The St. Joe Company (NYSE: JOE) (the “Company”) newly declared net income for the 3rd-quarter of 2k19 of $5.70M, or $0.100 for each share, contrast with net income of $5.50M, or $0.090 for each share, for the 3rd-quarter of 2k18. Net income for the 3rd-quarter of 2k19 reflects an income tax cost of $3.00M in contrast to a net income tax benefit of $3.50M for the 3rd-quarter of 2k18. Operating income for the 3rd-quarter of 2k19 improved by about $5.50M in contrast to the 3rd-quarter of 2k18.
Total revenue for the 3rd-quarter of 2k19 was $32.80M in a contrast to $23.70M in the 3rd-quarter of 2k18 because of inclines in real estate revenue, hospitality revenue, and leasing revenue, partially offset by a decline in timber revenue.
Jorge Gonzalez, the Company’s President, and Chief Executive Officer, said: “We are nearing one thousand homesites under contract, many of which are presently under site development. Four new hotels, two apartment communities, an assisted living center, a new resort complex and many other projects are under construction. We expect to initiate many more residential, hospitality and commercial leasing projects to continue meeting regional demand. We also expect projects, upon completion, to incline St. Joe’s bottom-line performance.”
The following information compares the 3rd-quarter of 2k19 to the 3rd-quarter of 2k18.
Real Estate Revenue
Real estate revenue increased to $13.50M in 2k19 from $6.20M in 2k18. The incline was driven mainly by increased residential homesite sales. The Company sold 94.00 homesites in the 3rd-quarter of 2k19 as a contrast to 14.0 homesites in the 3rd-quarter of 2k18 bringing the 2k19 nine-month volume total to 276.0 homesites as a contrast to 157.00 for a similar duration in 2k18.
As of September 30, 2k19, the Company had 995.00 residential homesites under contract, expected to result in revenue of about $83.00M over the next several years. As of September 30, 2k18, the Company had 638.00 residential homesites under contract, expected to result in revenue of about $65.20M.

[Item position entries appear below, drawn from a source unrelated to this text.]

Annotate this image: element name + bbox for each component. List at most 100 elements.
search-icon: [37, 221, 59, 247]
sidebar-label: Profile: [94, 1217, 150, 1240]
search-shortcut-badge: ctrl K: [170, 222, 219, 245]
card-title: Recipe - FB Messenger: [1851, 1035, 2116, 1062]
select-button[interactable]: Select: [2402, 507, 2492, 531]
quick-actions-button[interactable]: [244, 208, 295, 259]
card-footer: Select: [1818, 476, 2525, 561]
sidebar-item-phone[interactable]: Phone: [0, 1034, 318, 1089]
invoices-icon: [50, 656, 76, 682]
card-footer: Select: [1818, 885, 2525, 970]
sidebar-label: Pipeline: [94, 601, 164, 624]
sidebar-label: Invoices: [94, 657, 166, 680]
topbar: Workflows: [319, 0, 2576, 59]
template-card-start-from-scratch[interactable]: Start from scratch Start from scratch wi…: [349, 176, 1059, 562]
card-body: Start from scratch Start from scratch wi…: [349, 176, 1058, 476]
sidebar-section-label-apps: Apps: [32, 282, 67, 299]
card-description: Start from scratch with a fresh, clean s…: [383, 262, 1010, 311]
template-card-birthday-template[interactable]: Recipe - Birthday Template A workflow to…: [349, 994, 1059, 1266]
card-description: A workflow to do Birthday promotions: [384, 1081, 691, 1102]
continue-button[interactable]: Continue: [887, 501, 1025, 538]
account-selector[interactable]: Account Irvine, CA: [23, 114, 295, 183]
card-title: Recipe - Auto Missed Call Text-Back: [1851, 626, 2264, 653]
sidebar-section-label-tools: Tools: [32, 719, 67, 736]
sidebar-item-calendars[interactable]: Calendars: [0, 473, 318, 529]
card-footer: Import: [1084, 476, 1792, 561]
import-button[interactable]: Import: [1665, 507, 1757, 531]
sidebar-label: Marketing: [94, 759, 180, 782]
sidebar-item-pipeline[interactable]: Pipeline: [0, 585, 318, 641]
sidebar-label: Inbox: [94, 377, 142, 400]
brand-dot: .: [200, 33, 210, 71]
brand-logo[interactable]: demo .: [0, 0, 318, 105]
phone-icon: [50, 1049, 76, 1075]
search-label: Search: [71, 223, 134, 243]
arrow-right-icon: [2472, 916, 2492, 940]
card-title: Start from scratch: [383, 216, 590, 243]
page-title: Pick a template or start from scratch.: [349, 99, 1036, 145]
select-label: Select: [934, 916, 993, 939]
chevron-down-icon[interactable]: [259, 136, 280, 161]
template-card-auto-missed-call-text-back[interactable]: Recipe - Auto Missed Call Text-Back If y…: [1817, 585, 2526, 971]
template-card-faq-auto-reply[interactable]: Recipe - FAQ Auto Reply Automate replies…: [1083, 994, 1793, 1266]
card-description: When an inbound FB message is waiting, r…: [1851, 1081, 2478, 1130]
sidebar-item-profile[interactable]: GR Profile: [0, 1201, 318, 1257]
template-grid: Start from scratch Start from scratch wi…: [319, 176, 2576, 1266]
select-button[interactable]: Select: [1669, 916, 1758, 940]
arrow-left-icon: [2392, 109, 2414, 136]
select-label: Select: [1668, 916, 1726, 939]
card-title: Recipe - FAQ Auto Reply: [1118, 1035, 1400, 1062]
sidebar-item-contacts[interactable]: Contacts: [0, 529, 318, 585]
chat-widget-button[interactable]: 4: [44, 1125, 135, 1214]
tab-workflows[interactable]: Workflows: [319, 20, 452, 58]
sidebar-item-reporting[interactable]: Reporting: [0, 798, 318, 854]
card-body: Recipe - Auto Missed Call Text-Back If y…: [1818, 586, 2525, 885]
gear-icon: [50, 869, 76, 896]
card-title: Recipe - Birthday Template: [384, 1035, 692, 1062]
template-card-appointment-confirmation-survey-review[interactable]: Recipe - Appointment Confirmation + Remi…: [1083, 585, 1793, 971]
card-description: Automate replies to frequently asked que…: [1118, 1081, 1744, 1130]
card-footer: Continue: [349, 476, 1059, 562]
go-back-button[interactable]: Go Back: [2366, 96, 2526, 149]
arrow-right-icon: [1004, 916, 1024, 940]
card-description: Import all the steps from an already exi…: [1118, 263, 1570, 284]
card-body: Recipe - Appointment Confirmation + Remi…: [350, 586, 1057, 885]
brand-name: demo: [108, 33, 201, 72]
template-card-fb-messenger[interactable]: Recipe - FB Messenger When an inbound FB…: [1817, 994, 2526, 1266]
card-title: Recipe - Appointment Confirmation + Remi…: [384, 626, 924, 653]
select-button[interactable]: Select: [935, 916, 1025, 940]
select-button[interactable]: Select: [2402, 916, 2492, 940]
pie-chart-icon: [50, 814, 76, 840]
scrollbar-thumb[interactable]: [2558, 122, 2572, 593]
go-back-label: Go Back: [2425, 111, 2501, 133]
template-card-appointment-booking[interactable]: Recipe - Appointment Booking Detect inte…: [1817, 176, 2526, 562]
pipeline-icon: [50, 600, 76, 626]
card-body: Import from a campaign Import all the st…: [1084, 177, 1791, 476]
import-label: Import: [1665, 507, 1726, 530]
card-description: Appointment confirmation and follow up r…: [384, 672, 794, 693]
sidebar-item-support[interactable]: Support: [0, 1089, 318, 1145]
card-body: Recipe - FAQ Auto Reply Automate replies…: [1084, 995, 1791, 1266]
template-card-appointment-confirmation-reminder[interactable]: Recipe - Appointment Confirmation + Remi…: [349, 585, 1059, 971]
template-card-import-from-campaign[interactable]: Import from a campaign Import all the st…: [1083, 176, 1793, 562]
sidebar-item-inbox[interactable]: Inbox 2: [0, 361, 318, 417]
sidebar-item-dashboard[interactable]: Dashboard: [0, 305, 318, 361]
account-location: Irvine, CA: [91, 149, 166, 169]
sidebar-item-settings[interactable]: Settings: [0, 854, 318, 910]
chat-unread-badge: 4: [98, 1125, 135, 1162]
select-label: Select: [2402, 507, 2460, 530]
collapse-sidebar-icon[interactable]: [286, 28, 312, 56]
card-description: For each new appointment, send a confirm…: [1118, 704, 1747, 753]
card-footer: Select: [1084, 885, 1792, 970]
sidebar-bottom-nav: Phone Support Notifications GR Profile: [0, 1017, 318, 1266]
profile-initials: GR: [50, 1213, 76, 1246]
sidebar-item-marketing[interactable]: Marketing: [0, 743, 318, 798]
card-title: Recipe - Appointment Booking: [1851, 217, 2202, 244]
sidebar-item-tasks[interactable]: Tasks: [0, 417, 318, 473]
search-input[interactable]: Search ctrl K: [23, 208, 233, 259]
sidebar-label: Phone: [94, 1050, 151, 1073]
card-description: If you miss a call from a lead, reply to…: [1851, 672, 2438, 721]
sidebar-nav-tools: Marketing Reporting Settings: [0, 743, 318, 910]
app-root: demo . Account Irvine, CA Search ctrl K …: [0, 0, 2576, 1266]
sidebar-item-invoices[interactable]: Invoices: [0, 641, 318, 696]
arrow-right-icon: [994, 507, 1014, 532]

Hospitality revenue increased by $1.90M in 2k19 as a contrast to 2k18 because of a boost in the number of The Clubs by JOE members and membership revenue, a boost in FOOW restaurant revenue, opening of the Camp WaterColor restaurant in March 2k19 and additional revenue from the new WaterColor Store that opened in January 2k19. This incline was partially offset by a reduction in marina revenue because of the damage sustained by Hurricane Michael. Gross margins increased to 27.10 percent in 2k19 as a contrast to 23.10 percent in 2k18.
As of September 30, 2k19, the Company had under construction a 255-room Embassy Suites hotel in the Pier Park area of Panama City Beach, Florida, in addition to a 75-room boutique inn and new The Clubs by JOE amenities at Camp Creek. In addition, the Company declared plans for a 143-room Hilton Garden Inn hotel to be located near the Northwest Florida Beaches International Airport. The Company intends to operate these new hotels.
Leasing revenue increased by about $0.40M in 2k19 in contrast to a similar duration in 2k18. This incline was partially offset by a $0.40M reduction in marina slip rental revenue caused by the closure and planned redevelopment of the Company’s marinas. As of September 30, 2k19, the Company’s rentable space consisted of about 822,000 square feet, which was 92.00 percent leased, as a contrast to about 808,000 square feet as of September 30, 2k18, which was 89.00 percent leased. In addition, the initial 120 apartment units in Pier Park Crossings were accomplished and are 99.00 percent occupied.
As of September 30, 2k19, the Company had under construction eight commercial leasing projects totaling about 137,000 square feet of rentable space in addition to a 124-room TownePlace Suites hotel that will be operated by a 3rd-party, 107 assisted living/memory care units, a 15,500 square foot Busy Bee branded fuel station and convenience store and two apartment communities consisting of a total of 457 units (120 units complete).
Timber revenue reduced to $1.30M in 2k19 in contrast to $1.80M in 2k18 because of the residual effects of Hurricane Michael.
Other Operating and Corporate Costs
Other operating and corporate costs of $5.10M remained essentially flat in 2k19 as a contrast to 2k18. The Company continues to manage operating costs to maintain an efficient structure.
The Company had cash, cash equivalents and investments of $202.40M as of September 30, 2k19, a contrast to $240.30M as of December 31, 2k18, a decline of $37.90M. Throughout the nine months finished September 30, 2k19, the company used about $77.70M for capital expenditures and $18.80M to repurchase 1,141,529 shares of its common stock. As of September 30, 2k19, the Company had about 59.50M shares of its common stock outstanding.